Francia intervino en 2013 con la Operación Serval,
luego Barkhane, para evitar que los yihadistas tomaran Bamako. Pero, pese a la
superioridad militar gala, la insurgencia se adaptó y expandió su radio de
acción hasta Burkina Faso y Níger. El Sahel se convirtió en el nuevo frente
global del terrorismo islámico.
De la
tutela francesa a la protección rusa
La creciente hostilidad popular hacia la presencia
francesa y el fracaso de la estrategia militar occidental prepararon el terreno
para un nuevo giro geopolítico. Los golpes de Estado de 2020 y 2021, ambos
encabezados por el coronel Assimi Goïta, consagraron la ruptura con París y el
acercamiento a Moscú.
En 2021, la junta militar expulsó a las tropas
francesas y, dos años después, también a la misión de la ONU (MINUSMA). En su
lugar aterrizó el grupo paramilitar ruso Wagner, rebautizado, en 2024, como Africa
Corps, un cuerpo armado dependiente del Ministerio de Defensa ruso. Según
fuentes occidentales, más de un millar de sus mercenarios operan en Mali como “asesores”,
aunque su verdadero papel se asemeja al de una guardia pretoriana del régimen.

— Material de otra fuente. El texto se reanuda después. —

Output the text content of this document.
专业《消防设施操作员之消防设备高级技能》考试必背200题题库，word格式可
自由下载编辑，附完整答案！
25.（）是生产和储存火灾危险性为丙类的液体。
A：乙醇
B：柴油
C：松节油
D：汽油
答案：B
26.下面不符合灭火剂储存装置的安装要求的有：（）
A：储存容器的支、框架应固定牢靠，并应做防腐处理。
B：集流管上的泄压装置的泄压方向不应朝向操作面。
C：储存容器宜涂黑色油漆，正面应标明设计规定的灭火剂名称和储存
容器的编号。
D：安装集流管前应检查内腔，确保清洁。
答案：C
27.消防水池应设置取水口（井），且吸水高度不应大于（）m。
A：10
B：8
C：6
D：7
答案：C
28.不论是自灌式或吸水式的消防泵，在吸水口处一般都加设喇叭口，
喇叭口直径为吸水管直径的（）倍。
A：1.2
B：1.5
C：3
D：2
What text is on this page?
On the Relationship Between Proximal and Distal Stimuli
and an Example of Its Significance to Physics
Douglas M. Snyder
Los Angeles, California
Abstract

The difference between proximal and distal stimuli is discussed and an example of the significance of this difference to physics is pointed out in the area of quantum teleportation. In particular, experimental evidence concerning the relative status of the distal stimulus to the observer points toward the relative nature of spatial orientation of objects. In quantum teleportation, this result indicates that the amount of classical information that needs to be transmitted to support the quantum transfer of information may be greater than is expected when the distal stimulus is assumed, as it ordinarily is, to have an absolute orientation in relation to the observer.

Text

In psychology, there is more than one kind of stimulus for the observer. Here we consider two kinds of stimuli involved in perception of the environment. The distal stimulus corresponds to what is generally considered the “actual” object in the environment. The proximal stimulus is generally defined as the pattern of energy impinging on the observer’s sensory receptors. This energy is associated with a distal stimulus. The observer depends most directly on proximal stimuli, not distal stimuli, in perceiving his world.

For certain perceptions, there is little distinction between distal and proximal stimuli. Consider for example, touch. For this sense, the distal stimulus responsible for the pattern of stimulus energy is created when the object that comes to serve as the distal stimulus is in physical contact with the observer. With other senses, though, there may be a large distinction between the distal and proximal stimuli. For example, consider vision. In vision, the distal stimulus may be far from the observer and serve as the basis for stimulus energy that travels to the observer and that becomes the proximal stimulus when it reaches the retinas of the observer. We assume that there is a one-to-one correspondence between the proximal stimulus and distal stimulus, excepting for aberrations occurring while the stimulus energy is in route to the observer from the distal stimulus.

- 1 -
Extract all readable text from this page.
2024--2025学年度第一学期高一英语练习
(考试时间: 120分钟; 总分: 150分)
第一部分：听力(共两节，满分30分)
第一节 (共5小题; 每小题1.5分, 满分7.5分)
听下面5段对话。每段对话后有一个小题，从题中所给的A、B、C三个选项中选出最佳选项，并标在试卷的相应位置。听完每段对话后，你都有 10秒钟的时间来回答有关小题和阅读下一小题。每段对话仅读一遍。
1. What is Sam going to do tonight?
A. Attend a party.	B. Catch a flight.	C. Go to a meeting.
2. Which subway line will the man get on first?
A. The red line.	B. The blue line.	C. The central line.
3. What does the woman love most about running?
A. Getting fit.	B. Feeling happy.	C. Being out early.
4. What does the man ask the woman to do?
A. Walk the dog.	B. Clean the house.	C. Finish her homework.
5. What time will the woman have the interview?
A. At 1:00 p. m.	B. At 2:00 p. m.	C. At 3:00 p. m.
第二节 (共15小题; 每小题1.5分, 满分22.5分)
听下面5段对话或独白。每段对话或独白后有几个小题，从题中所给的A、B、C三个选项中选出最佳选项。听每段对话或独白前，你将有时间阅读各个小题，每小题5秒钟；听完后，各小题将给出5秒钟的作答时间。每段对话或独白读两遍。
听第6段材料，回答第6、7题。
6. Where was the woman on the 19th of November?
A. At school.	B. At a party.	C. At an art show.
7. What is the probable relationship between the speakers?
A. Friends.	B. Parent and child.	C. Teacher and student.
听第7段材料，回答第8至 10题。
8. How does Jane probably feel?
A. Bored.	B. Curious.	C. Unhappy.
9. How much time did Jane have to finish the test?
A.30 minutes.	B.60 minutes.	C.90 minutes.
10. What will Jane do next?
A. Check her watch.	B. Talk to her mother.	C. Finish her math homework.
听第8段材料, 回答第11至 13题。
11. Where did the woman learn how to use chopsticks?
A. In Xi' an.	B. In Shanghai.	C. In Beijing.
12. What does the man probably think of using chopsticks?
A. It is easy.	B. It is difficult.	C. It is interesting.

Su método combina operaciones militares brutales y
la explotación económica de recursos naturales —especialmente el oro— como
forma de financiación. Varios informes internacionales documentan masacres de
civiles atribuidas a las fuerzas conjuntas malienses y rusas, particularmente
en la región de Mopti.
El 25 de julio de 2024, una operación en el norte,
cerca de la frontera con Argelia, se saldó con una debacle: decenas de rusos y
soldados malienses muertos o capturados por rebeldes tuaregs del Marco
Estratégico Permanente para la Defensa del Pueblo Azawadiano (CSP-DPA). Las
imágenes difundidas mostraron vehículos blindados chinos destruidos y
prisioneros rusos, un golpe propagandístico devastador para Moscú y Bamako.
El
auge del yihadismo
Mientras la junta estrechaba lazos con Rusia, el
país caía en un espiral de violencia. En el norte y centro operan al menos
cuatro grupos principales separados por rivalidades tribales y religiosas:
- Jama’at Nasr al-Islam
wal-Muslimin (JNIM),
vinculado a Al Qaeda y dirigido por Iyad Ag Ghali, controla vastas zonas
rurales.
- Estado Islámico en el
Gran Sáhara (EIGS),
escisión rival del anterior, responsable de ataques masivos en la frontera
con Níger.
- Ansar Dine y Movimiento por la Unidad y la Yihad en
África Occidental (MUYAO), más fragmentados, mantienen presencia
residual.
El JNIM ha impuesto desde septiembre de 2025 un
bloqueo económico sobre Bamako, interceptando camiones de combustible que
provienen de Senegal y Costa de Marfil. Su objetivo: asfixiar la capital. Las
consecuencias son dramáticas: escasez de gasolina, mercados desabastecidos,
cierre de escuelas y hospitales, y un auge del mercado negro.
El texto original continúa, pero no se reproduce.